How to Use the Repertory
James T. Kent

    Ever since the appearance of my Repertory in print many of my friends who use it have urged me tor write out my own method of using a Repertory. I realize that it is a most difficult undertaking, but shall attempt to explain my methods. I doubt not but most careful prescribers will find that they are working in a similar manner.
    The use of the Repertory in a homœopathic practice is a necessity if one is to do careful work. Our Materia Medica is so cumbersome without a Repertory that the best prescriber must meet with only indifferent results.
    After the case has been properly taken according to Hahnemann's rules it is ready for study. I do not intend to offer in this manner the ordinary rubrics, because all know them so well. A case that is well taken and ordinarily full will show morbid manifestations in sensitiveness to many surroundings, such as weather, heat and cold, also in the desires and aversions, mental symptoms and the various regions of the body.
    When I take up a full case for study, I single out all the expressions that describe the general state, such as the aggravations and ameliorations of the general state of the patient or of many of his symptoms. I next consider carefully all his longings, mental and physical, all the desires and aversions, antipathies, fears, dreads, etc. Next I look for all the intellectual perversions, methods of reasoning, memory, causes of mental disturbances, etc. All these I arrange in form together, in order to set opposite each one all remedies in corresponding rubrics as found in the Repertory. By the cancellation process it will soon be seen that only a few remedies run through all these symptoms, and therefore only a few are to be carefully compared in order to ascertain which one of all these is most like the particular symptoms not yet lined up to be considered as the first ones have been considered. Hahnemann teaches in the 153rd paragraph that we are to give particular attention to such symptoms as are peculiar and characteristic. He teaches also that the physician must pay his earnest attention to the patient. Now if these two things are duly considered, it will be seen that Hahnemann's idea was that a characteristic symptom is one that is not common to disease but one that characterizes the patient. All the first lot of symptoms singled out for a more comprehensive view are such as characterize the patient, and are predicated of the patient himself. By treating a portion of the symptoms in this way we have reduced the list of possible remedies to a few or perhaps only one. As it is necessary to consider the totality of the symptoms for a basis of the homœopathic prescription, it is now necessary to examine all the rest of the symptoms in order to ascertain how these few remedies correspond with all the particulars.
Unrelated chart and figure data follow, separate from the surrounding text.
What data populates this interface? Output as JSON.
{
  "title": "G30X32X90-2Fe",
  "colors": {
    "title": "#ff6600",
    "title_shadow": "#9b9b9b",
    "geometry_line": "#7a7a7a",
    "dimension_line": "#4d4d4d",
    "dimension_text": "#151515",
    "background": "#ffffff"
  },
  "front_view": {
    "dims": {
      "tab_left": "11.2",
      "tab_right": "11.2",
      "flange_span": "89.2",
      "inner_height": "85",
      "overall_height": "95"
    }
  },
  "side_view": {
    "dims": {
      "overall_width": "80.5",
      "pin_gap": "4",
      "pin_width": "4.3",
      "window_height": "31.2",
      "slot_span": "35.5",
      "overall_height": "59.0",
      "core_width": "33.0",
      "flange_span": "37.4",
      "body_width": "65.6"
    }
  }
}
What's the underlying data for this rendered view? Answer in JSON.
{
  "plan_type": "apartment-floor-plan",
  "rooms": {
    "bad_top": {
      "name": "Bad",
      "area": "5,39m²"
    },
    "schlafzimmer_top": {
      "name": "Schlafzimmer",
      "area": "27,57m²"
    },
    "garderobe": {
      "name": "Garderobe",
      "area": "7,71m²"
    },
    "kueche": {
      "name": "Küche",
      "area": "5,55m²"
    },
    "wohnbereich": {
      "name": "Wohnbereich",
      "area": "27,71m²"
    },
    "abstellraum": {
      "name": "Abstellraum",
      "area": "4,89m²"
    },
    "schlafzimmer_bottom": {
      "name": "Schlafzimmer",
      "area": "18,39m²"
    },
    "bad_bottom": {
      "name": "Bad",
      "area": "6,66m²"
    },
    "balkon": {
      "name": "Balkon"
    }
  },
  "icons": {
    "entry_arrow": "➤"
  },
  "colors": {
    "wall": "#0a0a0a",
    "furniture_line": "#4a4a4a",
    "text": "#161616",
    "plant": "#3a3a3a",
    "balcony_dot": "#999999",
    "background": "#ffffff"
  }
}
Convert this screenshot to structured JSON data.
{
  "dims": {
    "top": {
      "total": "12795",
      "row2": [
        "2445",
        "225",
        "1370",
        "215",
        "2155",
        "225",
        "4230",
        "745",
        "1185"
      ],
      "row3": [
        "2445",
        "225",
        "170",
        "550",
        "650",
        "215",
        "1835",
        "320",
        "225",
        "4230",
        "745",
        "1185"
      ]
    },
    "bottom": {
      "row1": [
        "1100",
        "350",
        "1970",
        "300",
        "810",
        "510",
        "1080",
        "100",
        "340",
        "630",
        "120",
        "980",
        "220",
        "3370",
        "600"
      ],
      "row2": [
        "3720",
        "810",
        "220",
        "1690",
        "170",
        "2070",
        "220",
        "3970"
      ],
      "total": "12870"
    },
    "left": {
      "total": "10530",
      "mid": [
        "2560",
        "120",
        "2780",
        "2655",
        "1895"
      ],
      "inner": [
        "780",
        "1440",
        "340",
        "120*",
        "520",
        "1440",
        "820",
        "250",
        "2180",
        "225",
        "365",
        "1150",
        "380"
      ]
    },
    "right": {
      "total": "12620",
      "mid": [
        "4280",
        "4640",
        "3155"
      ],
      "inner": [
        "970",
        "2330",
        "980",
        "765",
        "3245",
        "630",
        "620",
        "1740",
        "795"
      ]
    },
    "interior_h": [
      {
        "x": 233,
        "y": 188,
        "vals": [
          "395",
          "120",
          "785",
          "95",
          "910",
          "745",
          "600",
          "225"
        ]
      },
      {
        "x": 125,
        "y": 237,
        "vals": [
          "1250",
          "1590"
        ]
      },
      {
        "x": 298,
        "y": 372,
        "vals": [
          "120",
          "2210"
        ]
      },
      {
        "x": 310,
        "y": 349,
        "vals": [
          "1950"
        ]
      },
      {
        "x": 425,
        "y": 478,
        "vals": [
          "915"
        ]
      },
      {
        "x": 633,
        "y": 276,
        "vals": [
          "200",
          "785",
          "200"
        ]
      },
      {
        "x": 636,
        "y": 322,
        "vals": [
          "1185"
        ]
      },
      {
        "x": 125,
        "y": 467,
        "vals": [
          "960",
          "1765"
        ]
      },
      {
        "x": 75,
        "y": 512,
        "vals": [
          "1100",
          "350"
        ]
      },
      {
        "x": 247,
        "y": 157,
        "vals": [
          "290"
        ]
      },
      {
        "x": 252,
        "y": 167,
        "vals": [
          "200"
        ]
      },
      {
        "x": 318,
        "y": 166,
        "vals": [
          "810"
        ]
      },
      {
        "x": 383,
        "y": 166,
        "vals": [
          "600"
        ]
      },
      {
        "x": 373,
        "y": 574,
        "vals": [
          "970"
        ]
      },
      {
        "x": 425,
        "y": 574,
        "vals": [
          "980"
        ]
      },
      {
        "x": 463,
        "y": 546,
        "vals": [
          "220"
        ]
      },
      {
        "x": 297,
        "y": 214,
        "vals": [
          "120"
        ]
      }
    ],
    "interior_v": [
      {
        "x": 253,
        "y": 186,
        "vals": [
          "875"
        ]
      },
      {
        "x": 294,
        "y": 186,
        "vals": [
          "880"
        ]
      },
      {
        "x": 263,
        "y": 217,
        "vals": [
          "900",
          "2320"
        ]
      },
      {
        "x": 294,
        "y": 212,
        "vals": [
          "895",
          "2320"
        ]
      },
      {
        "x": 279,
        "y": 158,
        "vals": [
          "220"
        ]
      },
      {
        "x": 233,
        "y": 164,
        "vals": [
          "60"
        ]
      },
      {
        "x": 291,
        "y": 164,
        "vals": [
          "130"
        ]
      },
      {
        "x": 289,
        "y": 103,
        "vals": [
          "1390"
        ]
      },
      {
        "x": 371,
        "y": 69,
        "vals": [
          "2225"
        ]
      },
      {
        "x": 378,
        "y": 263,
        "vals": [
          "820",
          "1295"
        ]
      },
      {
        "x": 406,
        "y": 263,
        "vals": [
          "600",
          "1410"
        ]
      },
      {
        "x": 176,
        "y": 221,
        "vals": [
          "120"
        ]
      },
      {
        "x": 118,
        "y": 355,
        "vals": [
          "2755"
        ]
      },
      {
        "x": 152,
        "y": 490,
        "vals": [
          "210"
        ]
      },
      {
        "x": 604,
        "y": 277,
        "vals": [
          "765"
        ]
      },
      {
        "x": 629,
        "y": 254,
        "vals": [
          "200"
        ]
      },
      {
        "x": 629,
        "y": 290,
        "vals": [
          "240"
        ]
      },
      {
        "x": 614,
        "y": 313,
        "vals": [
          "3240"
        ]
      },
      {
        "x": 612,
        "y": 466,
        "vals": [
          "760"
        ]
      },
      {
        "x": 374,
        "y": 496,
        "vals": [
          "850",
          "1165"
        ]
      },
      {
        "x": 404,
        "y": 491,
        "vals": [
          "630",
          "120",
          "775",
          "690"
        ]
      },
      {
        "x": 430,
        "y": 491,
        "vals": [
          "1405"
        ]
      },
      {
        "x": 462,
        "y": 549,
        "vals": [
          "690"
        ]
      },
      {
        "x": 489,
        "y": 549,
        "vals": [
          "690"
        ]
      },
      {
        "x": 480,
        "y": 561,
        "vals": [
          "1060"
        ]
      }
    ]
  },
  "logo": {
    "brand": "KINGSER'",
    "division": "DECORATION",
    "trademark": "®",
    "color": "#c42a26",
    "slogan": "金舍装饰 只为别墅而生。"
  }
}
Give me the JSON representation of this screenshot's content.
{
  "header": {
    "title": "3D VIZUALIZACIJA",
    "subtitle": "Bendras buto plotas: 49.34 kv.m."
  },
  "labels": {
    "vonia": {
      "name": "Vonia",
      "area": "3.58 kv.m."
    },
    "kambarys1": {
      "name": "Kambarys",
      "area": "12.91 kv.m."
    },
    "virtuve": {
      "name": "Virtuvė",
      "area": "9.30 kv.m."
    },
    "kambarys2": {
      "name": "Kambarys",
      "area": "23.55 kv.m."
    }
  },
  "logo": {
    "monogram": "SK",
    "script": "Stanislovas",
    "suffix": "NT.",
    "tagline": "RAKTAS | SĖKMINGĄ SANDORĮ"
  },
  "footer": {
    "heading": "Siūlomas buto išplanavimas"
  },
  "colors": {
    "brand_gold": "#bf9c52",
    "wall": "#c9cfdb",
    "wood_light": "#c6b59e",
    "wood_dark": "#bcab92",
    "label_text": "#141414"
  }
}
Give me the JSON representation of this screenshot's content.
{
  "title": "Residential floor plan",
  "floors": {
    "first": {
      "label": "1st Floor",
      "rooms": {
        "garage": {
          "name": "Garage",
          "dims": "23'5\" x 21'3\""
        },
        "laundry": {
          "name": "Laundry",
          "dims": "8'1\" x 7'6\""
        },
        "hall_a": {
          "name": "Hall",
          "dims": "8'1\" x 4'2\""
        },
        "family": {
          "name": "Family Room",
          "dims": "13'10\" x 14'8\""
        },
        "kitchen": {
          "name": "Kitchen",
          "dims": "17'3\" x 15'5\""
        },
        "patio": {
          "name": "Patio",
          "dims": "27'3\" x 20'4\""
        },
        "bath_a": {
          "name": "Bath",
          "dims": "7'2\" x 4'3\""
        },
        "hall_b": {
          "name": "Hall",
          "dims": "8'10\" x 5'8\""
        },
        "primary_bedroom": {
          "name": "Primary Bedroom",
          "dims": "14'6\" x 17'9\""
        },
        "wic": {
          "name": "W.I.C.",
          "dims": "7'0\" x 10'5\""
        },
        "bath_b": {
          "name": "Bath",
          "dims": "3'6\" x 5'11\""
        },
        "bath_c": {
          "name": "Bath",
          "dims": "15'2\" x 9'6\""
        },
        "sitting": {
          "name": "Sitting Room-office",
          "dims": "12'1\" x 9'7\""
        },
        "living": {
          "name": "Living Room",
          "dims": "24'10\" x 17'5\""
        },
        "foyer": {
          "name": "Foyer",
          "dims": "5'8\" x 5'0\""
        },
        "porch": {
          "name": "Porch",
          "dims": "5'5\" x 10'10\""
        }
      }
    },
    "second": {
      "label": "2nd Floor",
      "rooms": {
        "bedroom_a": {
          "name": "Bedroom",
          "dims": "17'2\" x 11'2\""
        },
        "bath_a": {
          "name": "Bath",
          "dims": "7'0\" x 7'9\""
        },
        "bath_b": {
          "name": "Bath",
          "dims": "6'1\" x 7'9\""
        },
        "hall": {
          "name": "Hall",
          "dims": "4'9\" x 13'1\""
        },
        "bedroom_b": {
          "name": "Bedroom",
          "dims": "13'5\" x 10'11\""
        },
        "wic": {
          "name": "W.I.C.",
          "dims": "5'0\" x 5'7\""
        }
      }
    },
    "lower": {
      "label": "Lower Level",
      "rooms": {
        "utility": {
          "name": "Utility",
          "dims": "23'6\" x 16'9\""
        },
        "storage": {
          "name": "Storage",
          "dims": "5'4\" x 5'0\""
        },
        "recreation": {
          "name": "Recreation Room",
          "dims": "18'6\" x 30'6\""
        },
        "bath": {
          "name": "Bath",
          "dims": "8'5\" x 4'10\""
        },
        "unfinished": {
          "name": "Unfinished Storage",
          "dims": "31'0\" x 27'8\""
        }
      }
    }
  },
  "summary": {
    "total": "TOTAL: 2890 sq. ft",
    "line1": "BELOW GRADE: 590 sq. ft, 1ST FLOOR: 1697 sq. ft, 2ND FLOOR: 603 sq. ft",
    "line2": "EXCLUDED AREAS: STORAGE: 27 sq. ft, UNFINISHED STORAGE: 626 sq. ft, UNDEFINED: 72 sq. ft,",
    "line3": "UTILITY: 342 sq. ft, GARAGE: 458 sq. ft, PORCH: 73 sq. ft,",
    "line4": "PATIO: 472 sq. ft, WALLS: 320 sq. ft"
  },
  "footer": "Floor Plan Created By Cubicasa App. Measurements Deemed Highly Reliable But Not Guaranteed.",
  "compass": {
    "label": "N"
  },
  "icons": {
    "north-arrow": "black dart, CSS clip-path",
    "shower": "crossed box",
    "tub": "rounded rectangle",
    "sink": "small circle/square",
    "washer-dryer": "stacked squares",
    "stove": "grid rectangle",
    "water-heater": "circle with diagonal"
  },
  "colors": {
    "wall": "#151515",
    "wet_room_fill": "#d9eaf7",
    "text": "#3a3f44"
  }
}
    It may be said that the above is only routine work and everybody does it just that way. True, but after so much has been accepted the most intricate problems come up. To work out a well-rounded case is the simplest part of Repertory work, but when one-sided cases appear and when the patient states his symptoms in language that cannot be found in provings the case is far different. The record of the patient should stand as nearly as possible in his own language. From an extensive correspondence and many years of teaching graduates, I have come to the conclusion that it is a difficult matter for many to know when the record of symptoms contains the possibilities of a curative prescription. Many cases are presented with no generals and no mental symptoms—absolutely no characterizing symptoms—only the symptoms common to sickness. When a successful prescription is made on such symptoms it is scarcely more than a "lucky hit". It cannot be classed as scientific prescribing. Many records are presented with pages of vague description and one keynote that has served as a disgraceful "stool pigeon" to call forth a failure from many doctors.
        Unless the symptoms that characterize the patient are brought out in the record the physician should not be surprised at a failure. The remedy must be similar to the symptoms of the patient as well as the pathognomonic symptoms of his disease in order to cure.